By that point, the C4 Corvette wasn't a complete joke anymore. Like, it was really only a joke because it was way underpowered when it was first introduced in the '80s. And then, by the mid-90s when it was kind of phasing out, it actually had gotten pretty good. And then, we got this cool Lotus-engineered overhead cam V8, like super awesome car.

They're actually still, like, reasonably affordable too. As far as like collectible Corvettes go, you can still get one, at least you could before the pandemic. You could get them for less than $20 grand, which is thoroughly reasonable for what's going to be a highly collectible car one day. Now, they're probably more than that.

But still, I mean, it's a really interesting Corvette until, well, we'll see what happens over the next couple of years. But the idea of overhead cam and Corvettes just never really panned out all that well. And of course, it spawned a very successful kind of sub-brand for Corvette, which had some staying power and a pretty cool car.

The others that I put down were the GMC Cyclone, which just barely made the cut because that was a '91. And now that fast trucks are all big, heavy, fast trucks, it's kind of nice to look back. With the exception of Ranger Raptor, it's cool to look back at truly compact, like, fun, sporty trucks.

And then, of course, Typhoon after that. So I mean, those are pretty cool. I wanted to recognize Firebird kind of in the same way that you wanted to recognize IROC. The Trans Ams there near the end when that generation of that body was on its way out up until around the turn of the century-- man, we got some wild, wild-looking Firebirds. I had friends who built them and loved them. They have reliability.

- So you're talking about not the one that was crafted in the '80s, the one that was in '90s?

- Yeah.

- Is that fourth gen?

- Yeah, that should be fourth gen, that body, yeah.

- Oh, the one with like the four nostrils on the front?

- Absolutely, yes.

- Was that '96?

- Yeah, I think that was-- we were maybe like '99, 2000-2001 if I'm remembering right, but, yes. Oh, man, like, they're wild-looking. You don't see too many of them left today. They're crazy.
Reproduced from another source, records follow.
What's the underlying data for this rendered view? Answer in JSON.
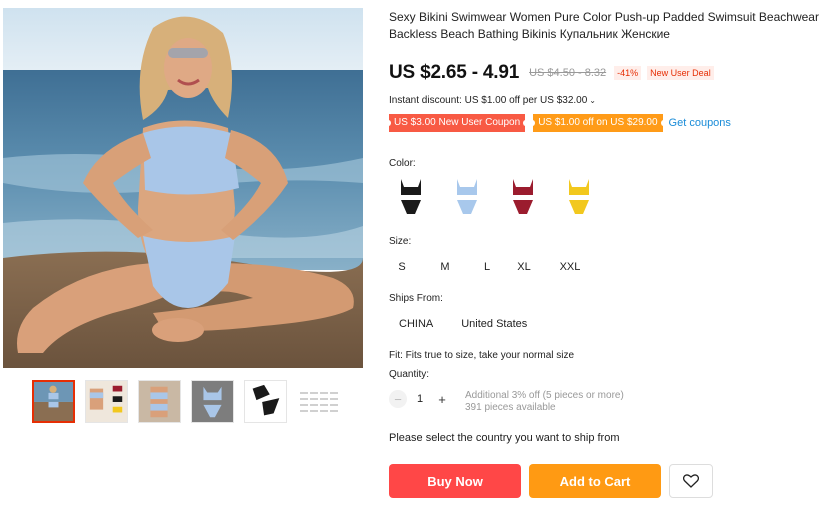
{
  "product": {
    "title": "Sexy Bikini Swimwear Women Pure Color Push-up Padded Swimsuit Beachwear Backless Beach Bathing Bikinis Купальник Женские",
    "price": "US $2.65 - 4.91",
    "original_price": "US $4.50 - 8.32",
    "discount": "-41%",
    "deal_badge": "New User Deal"
  },
  "instant_discount": "Instant discount: US $1.00 off per US $32.00",
  "coupons": {
    "new_user": "US $3.00 New User Coupon",
    "off_coupon": "US $1.00 off on US $29.00",
    "get_label": "Get coupons"
  },
  "color": {
    "label": "Color:",
    "options": [
      {
        "name": "black",
        "hex": "#1a1a1a"
      },
      {
        "name": "light-blue",
        "hex": "#a8c8ec"
      },
      {
        "name": "wine-red",
        "hex": "#9b1c2e"
      },
      {
        "name": "yellow",
        "hex": "#f2c81e"
      }
    ]
  },
  "size": {
    "label": "Size:",
    "options": [
      "S",
      "M",
      "L",
      "XL",
      "XXL"
    ]
  },
  "ships_from": {
    "label": "Ships From:",
    "options": [
      "CHINA",
      "United States"
    ]
  },
  "fit": "Fit: Fits true to size, take your normal size",
  "quantity": {
    "label": "Quantity:",
    "value": "1",
    "minus": "−",
    "plus": "+",
    "additional": "Additional 3% off (5 pieces or more)",
    "available": "391 pieces available"
  },
  "ship_note": "Please select the country you want to ship from",
  "actions": {
    "buy_now": "Buy Now",
    "add_to_cart": "Add to Cart"
  },
  "icons": {
    "wishlist": "heart-icon",
    "more_thumbs": "grid-icon",
    "dropdown": "chevron-down-icon"
  }
}
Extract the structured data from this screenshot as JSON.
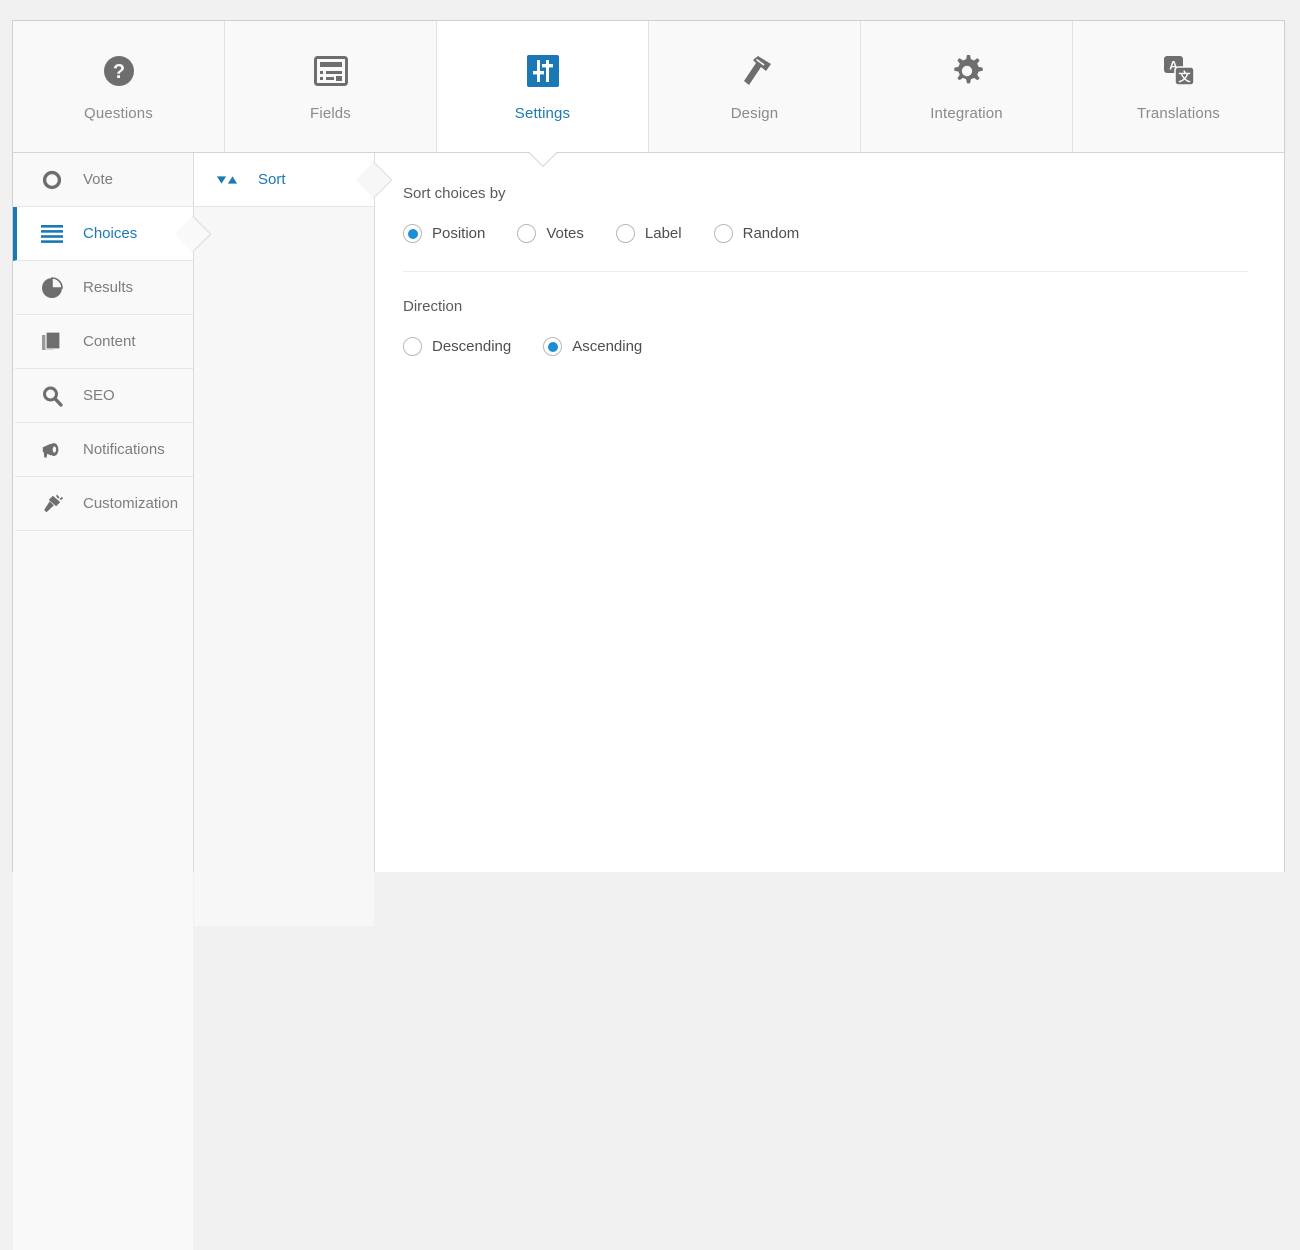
{
  "tabs": [
    {
      "label": "Questions",
      "icon": "question-mark-circle-icon",
      "active": false
    },
    {
      "label": "Fields",
      "icon": "form-fields-icon",
      "active": false
    },
    {
      "label": "Settings",
      "icon": "sliders-settings-icon",
      "active": true
    },
    {
      "label": "Design",
      "icon": "hammer-icon",
      "active": false
    },
    {
      "label": "Integration",
      "icon": "gear-icon",
      "active": false
    },
    {
      "label": "Translations",
      "icon": "translate-icon",
      "active": false
    }
  ],
  "sidebar": {
    "items": [
      {
        "label": "Vote",
        "icon": "circle-outline-icon",
        "active": false
      },
      {
        "label": "Choices",
        "icon": "list-lines-icon",
        "active": true
      },
      {
        "label": "Results",
        "icon": "pie-chart-icon",
        "active": false
      },
      {
        "label": "Content",
        "icon": "stacked-pages-icon",
        "active": false
      },
      {
        "label": "SEO",
        "icon": "magnifier-icon",
        "active": false
      },
      {
        "label": "Notifications",
        "icon": "megaphone-icon",
        "active": false
      },
      {
        "label": "Customization",
        "icon": "plug-icon",
        "active": false
      }
    ]
  },
  "subnav": {
    "items": [
      {
        "label": "Sort",
        "icon": "sort-arrows-icon",
        "active": true
      }
    ]
  },
  "main": {
    "sort_by": {
      "label": "Sort choices by",
      "options": [
        {
          "label": "Position",
          "selected": true
        },
        {
          "label": "Votes",
          "selected": false
        },
        {
          "label": "Label",
          "selected": false
        },
        {
          "label": "Random",
          "selected": false
        }
      ]
    },
    "direction": {
      "label": "Direction",
      "options": [
        {
          "label": "Descending",
          "selected": false
        },
        {
          "label": "Ascending",
          "selected": true
        }
      ]
    }
  },
  "colors": {
    "accent": "#1a79b5",
    "radio_selected": "#1a8fd1",
    "icon_gray": "#6e6e6e",
    "text_gray": "#7d7d7d",
    "panel_bg": "#ffffff",
    "page_bg": "#f1f1f1"
  }
}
- That fourth gen Camaro, when that came out, I still think that looks pretty good. Like, when it had like the teeny-tiny, like-- the headlights that looked like they couldn't have been any more powerful than your common household flashlight. They were so small.

- [LAUGHS]

- And then they ruined it. They put like a big, old Chrysler Concorde lower plastic grille on the front. They had the big, blobby headlights maybe because the old ones weren't good. But either way, that kind of ruined it. I never thought that thing looked good again.
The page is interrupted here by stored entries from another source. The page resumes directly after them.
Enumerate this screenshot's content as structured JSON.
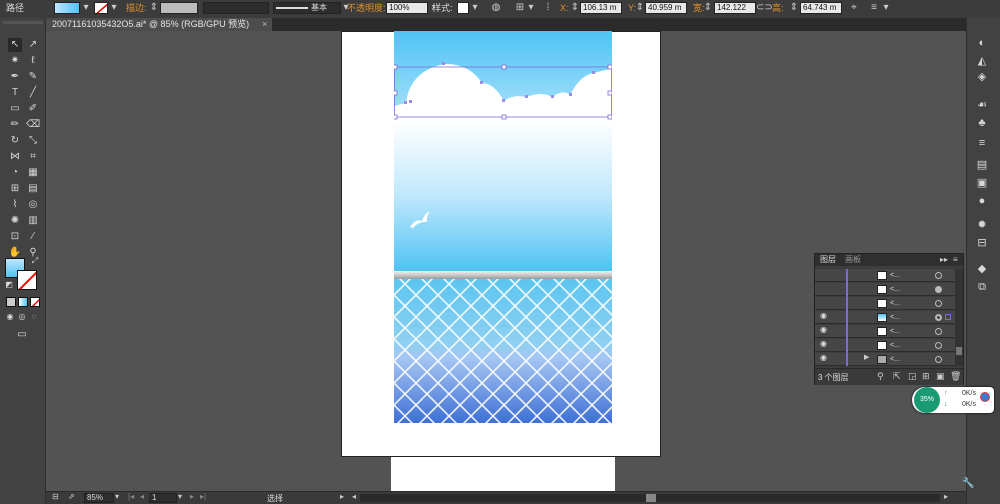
{
  "control_bar": {
    "object_type": "路径",
    "stroke_label": "描边:",
    "stroke_profile": "基本",
    "opacity_label": "不透明度:",
    "opacity_value": "100%",
    "style_label": "样式:",
    "x_label": "X:",
    "x_value": "106.13 m",
    "y_label": "Y:",
    "y_value": "40.959 m",
    "w_label": "宽:",
    "w_value": "142.122",
    "h_label": "高:",
    "h_value": "64.743 m"
  },
  "document_tab": {
    "title": "20071161035432O5.ai* @ 85% (RGB/GPU 预览)",
    "close": "×"
  },
  "layers_panel": {
    "tab_layers": "图层",
    "tab_artboards": "画板",
    "layer_count": "3 个图层",
    "row_name": "<...",
    "expand_arrow": "▶"
  },
  "status_bar": {
    "zoom": "85%",
    "artboard_number": "1",
    "tool_name": "选择"
  },
  "speed_widget": {
    "percent": "35%",
    "up": "0K/s",
    "down": "0K/s"
  },
  "colors": {
    "accent": "#e0902c",
    "selection": "#7b6bd6",
    "sky_top": "#4fc3f4",
    "sea_bottom": "#3f6fd6"
  }
}
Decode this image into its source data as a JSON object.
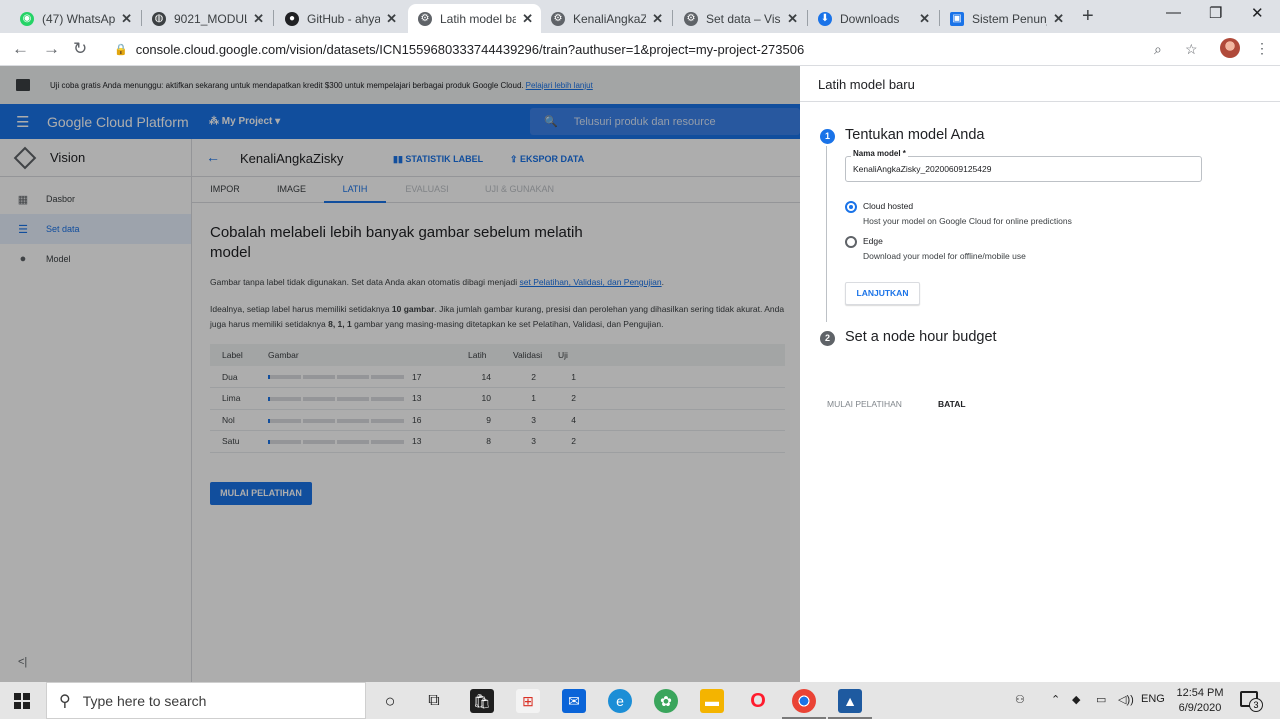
{
  "browser": {
    "tabs": [
      {
        "title": "(47) WhatsApp",
        "fav_color": "#25d366",
        "fav_glyph": "◉"
      },
      {
        "title": "9021_MODUL",
        "fav_color": "#3c4043",
        "fav_glyph": "◍"
      },
      {
        "title": "GitHub - ahya",
        "fav_color": "#202124",
        "fav_glyph": "●"
      },
      {
        "title": "Latih model ba",
        "fav_color": "#5f6368",
        "fav_glyph": "⚙"
      },
      {
        "title": "KenaliAngkaZi",
        "fav_color": "#5f6368",
        "fav_glyph": "⚙"
      },
      {
        "title": "Set data – Visi",
        "fav_color": "#5f6368",
        "fav_glyph": "⚙"
      },
      {
        "title": "Downloads",
        "fav_color": "#1a73e8",
        "fav_glyph": "⬇"
      },
      {
        "title": "Sistem Penunj",
        "fav_color": "#1a73e8",
        "fav_glyph": "▣"
      }
    ],
    "url": "console.cloud.google.com/vision/datasets/ICN1559680333744439296/train?authuser=1&project=my-project-273506"
  },
  "promo": {
    "text": "Uji coba gratis Anda menunggu: aktifkan sekarang untuk mendapatkan kredit $300 untuk mempelajari berbagai produk Google Cloud.",
    "link": "Pelajari lebih lanjut"
  },
  "gcp": {
    "brand": "Google Cloud Platform",
    "project": "My Project",
    "search_placeholder": "Telusuri produk dan resource"
  },
  "nav": {
    "product": "Vision",
    "items": [
      {
        "label": "Dasbor",
        "icon": "dashboard-icon"
      },
      {
        "label": "Set data",
        "icon": "list-icon"
      },
      {
        "label": "Model",
        "icon": "bulb-icon"
      }
    ]
  },
  "dataset": {
    "name": "KenaliAngkaZisky",
    "actions": [
      "STATISTIK LABEL",
      "EKSPOR DATA"
    ],
    "tabs": [
      "IMPOR",
      "IMAGE",
      "LATIH",
      "EVALUASI",
      "UJI & GUNAKAN"
    ]
  },
  "train": {
    "heading": "Cobalah melabeli lebih banyak gambar sebelum melatih model",
    "para1_prefix": "Gambar tanpa label tidak digunakan. Set data Anda akan otomatis dibagi menjadi ",
    "para1_link": "set Pelatihan, Validasi, dan Pengujian",
    "para1_suffix": ".",
    "para2_a": "Idealnya, setiap label harus memiliki setidaknya ",
    "para2_b": "10 gambar",
    "para2_c": ". Jika jumlah gambar kurang, presisi dan perolehan yang dihasilkan sering tidak akurat. Anda juga harus memiliki setidaknya ",
    "para2_d": "8, 1, 1",
    "para2_e": " gambar yang masing-masing ditetapkan ke set Pelatihan, Validasi, dan Pengujian.",
    "columns": [
      "Label",
      "Gambar",
      "Latih",
      "Validasi",
      "Uji"
    ],
    "rows": [
      {
        "label": "Dua",
        "images": "17",
        "train": "14",
        "val": "2",
        "test": "1"
      },
      {
        "label": "Lima",
        "images": "13",
        "train": "10",
        "val": "1",
        "test": "2"
      },
      {
        "label": "Nol",
        "images": "16",
        "train": "9",
        "val": "3",
        "test": "4"
      },
      {
        "label": "Satu",
        "images": "13",
        "train": "8",
        "val": "3",
        "test": "2"
      }
    ],
    "button": "MULAI PELATIHAN"
  },
  "panel": {
    "title": "Latih model baru",
    "step1": {
      "num": "1",
      "title": "Tentukan model Anda"
    },
    "name_label": "Nama model *",
    "name_value": "KenaliAngkaZisky_20200609125429",
    "options": [
      {
        "label": "Cloud hosted",
        "desc": "Host your model on Google Cloud for online predictions",
        "selected": true
      },
      {
        "label": "Edge",
        "desc": "Download your model for offline/mobile use",
        "selected": false
      }
    ],
    "next": "LANJUTKAN",
    "step2": {
      "num": "2",
      "title": "Set a node hour budget"
    },
    "start": "MULAI PELATIHAN",
    "cancel": "BATAL"
  },
  "taskbar": {
    "search_placeholder": "Type here to search",
    "lang": "ENG",
    "time": "12:54 PM",
    "date": "6/9/2020",
    "notif_count": "3"
  },
  "colors": {
    "accent": "#1a73e8",
    "step_active": "#1a73e8",
    "step_inactive": "#5f6368"
  }
}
Again, you've got to-- I never hear a lot of good things about that car dynamically. But in terms of them going for something that was completely different, and kind of outlandish, and-- good for them because those cars were absolutely that. They did sell a lot of them. But for them being kind of out there, that's kind of cool.
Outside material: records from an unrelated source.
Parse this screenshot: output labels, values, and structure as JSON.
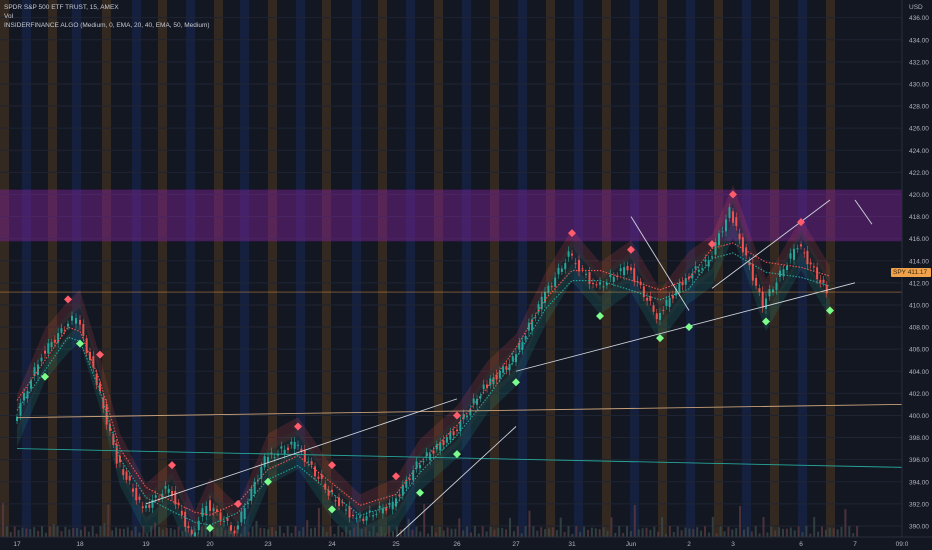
{
  "legend": {
    "symbol": "SPDR S&P 500 ETF TRUST, 15, AMEX",
    "volume": "Vol",
    "indicator": "INSIDERFINANCE ALGO (Medium, 0, EMA, 20, 40, EMA, 50, Medium)"
  },
  "currency": "USD",
  "last_price_label": "SPY 411.17",
  "colors": {
    "background": "#131722",
    "up": "#26a69a",
    "down": "#ef5350",
    "zone": "#8e24aa",
    "session_a": "#1e3a8a",
    "session_b": "#8a5a1e",
    "trendline": "#d1d4dc",
    "resistance_line": "#c9a27a",
    "support_line": "#26a69a",
    "price_line": "#f0a24b"
  },
  "chart_data": {
    "type": "candlestick",
    "title": "SPDR S&P 500 ETF TRUST, 15, AMEX",
    "y_axis": {
      "ticks": [
        390,
        392,
        394,
        396,
        398,
        400,
        402,
        404,
        406,
        408,
        410,
        412,
        414,
        416,
        418,
        420,
        422,
        424,
        426,
        428,
        430,
        432,
        434,
        436
      ],
      "range": [
        389,
        437
      ]
    },
    "x_axis": {
      "labels": [
        "17",
        "18",
        "19",
        "20",
        "23",
        "24",
        "25",
        "26",
        "27",
        "31",
        "Jun",
        "2",
        "3",
        "6",
        "7",
        "09:0"
      ]
    },
    "price_path": [
      {
        "t": "17",
        "price": 399.5
      },
      {
        "t": "17b",
        "price": 405.5
      },
      {
        "t": "17c",
        "price": 408.0
      },
      {
        "t": "18",
        "price": 409.0
      },
      {
        "t": "18b",
        "price": 403.0
      },
      {
        "t": "18c",
        "price": 396.0
      },
      {
        "t": "19",
        "price": 391.5
      },
      {
        "t": "19b",
        "price": 393.5
      },
      {
        "t": "19c",
        "price": 389.0
      },
      {
        "t": "20",
        "price": 392.0
      },
      {
        "t": "20b",
        "price": 389.5
      },
      {
        "t": "23",
        "price": 396.0
      },
      {
        "t": "23b",
        "price": 397.5
      },
      {
        "t": "24",
        "price": 393.0
      },
      {
        "t": "24b",
        "price": 390.5
      },
      {
        "t": "25",
        "price": 392.0
      },
      {
        "t": "25b",
        "price": 395.5
      },
      {
        "t": "26",
        "price": 398.5
      },
      {
        "t": "26b",
        "price": 402.5
      },
      {
        "t": "27",
        "price": 405.0
      },
      {
        "t": "27b",
        "price": 410.5
      },
      {
        "t": "31",
        "price": 414.5
      },
      {
        "t": "31b",
        "price": 411.5
      },
      {
        "t": "Jun",
        "price": 413.5
      },
      {
        "t": "Junb",
        "price": 409.0
      },
      {
        "t": "2",
        "price": 412.5
      },
      {
        "t": "2b",
        "price": 414.0
      },
      {
        "t": "3",
        "price": 418.5
      },
      {
        "t": "3b",
        "price": 410.0
      },
      {
        "t": "6",
        "price": 415.5
      },
      {
        "t": "6b",
        "price": 411.17
      }
    ],
    "supply_zone": {
      "from": 415.8,
      "to": 420.4
    },
    "last_price": 411.17,
    "signals_up": [
      {
        "t": "17b",
        "price": 403.5
      },
      {
        "t": "18",
        "price": 406.5
      },
      {
        "t": "19c",
        "price": 387.5
      },
      {
        "t": "20",
        "price": 389.8
      },
      {
        "t": "23",
        "price": 394.0
      },
      {
        "t": "24",
        "price": 391.5
      },
      {
        "t": "25b",
        "price": 393.0
      },
      {
        "t": "26",
        "price": 396.5
      },
      {
        "t": "27",
        "price": 403.0
      },
      {
        "t": "31b",
        "price": 409.0
      },
      {
        "t": "Junb",
        "price": 407.0
      },
      {
        "t": "2",
        "price": 408.0
      },
      {
        "t": "3b",
        "price": 408.5
      },
      {
        "t": "6b",
        "price": 409.5
      }
    ],
    "signals_down": [
      {
        "t": "17c",
        "price": 410.5
      },
      {
        "t": "18b",
        "price": 405.5
      },
      {
        "t": "19b",
        "price": 395.5
      },
      {
        "t": "20b",
        "price": 392.0
      },
      {
        "t": "23b",
        "price": 399.0
      },
      {
        "t": "24",
        "price": 395.5
      },
      {
        "t": "25",
        "price": 394.5
      },
      {
        "t": "26",
        "price": 400.0
      },
      {
        "t": "31",
        "price": 416.5
      },
      {
        "t": "Jun",
        "price": 415.0
      },
      {
        "t": "2b",
        "price": 415.5
      },
      {
        "t": "3",
        "price": 420.0
      },
      {
        "t": "6",
        "price": 417.5
      }
    ],
    "trendlines": [
      {
        "from": {
          "t": "17",
          "price": 399.8
        },
        "to": {
          "t": "09:0",
          "price": 401.0
        },
        "role": "resistance"
      },
      {
        "from": {
          "t": "17",
          "price": 397.0
        },
        "to": {
          "t": "09:0",
          "price": 395.3
        },
        "role": "support"
      },
      {
        "from": {
          "t": "19",
          "price": 392.0
        },
        "to": {
          "t": "26",
          "price": 401.5
        },
        "role": "rising"
      },
      {
        "from": {
          "t": "25",
          "price": 389.0
        },
        "to": {
          "t": "27",
          "price": 399.0
        },
        "role": "rising"
      },
      {
        "from": {
          "t": "27",
          "price": 404.0
        },
        "to": {
          "t": "7",
          "price": 412.0
        },
        "role": "rising"
      },
      {
        "from": {
          "t": "2b",
          "price": 411.5
        },
        "to": {
          "t": "6b",
          "price": 419.5
        },
        "role": "rising"
      },
      {
        "from": {
          "t": "Jun",
          "price": 418.0
        },
        "to": {
          "t": "2",
          "price": 409.5
        },
        "role": "falling"
      },
      {
        "from": {
          "t": "7",
          "price": 419.5
        },
        "to": {
          "t": "7b",
          "price": 417.3
        },
        "role": "falling"
      }
    ]
  }
}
- What's your least favorite of the '90s? And then, I'm going to hit you guys with some questions that you aren't as prepared for.

- [LAUGHS]

Well, I wanted to bash on the Malibu again. But then, I realized that super, super bland late-90s Malibu wouldn't have been possible without the intervening vehicle, which is the Chevy Celebrity. And the Chevy Celebrity was so uninteresting to anybody after its decade-and-a-half or however long it ran that they just didn't bother. They were like, oh, let's just do Malibu again because that hasn't worked.

[LAUGHS]

There was a Malibu, and then there wasn't a Malibu. And then, we got Celebrity, and then they killed Celebrity because it didn't go anywhere. And then, we got Lumina. And then, we got Malibu back. That's like three revisions ago essentially if you look at Celebrity. I mean--

- The Celebrity ended in '90. So that was, uh, I think you're on the border here.

- Well, I mean, it is what you got because, like, from them-- I mean, do we want to say it's all of them collectively? The Celebrity, the Lumina, and the Malibu are all terrible because realistically--

- Yeah, actually, the Celebrity, speaking of, it's the Cutlass Ciera. It's the same damn thing.

[LAUGHTER]

We picked the same car.

- Man, so many were just, like, just rebadging after rebadging.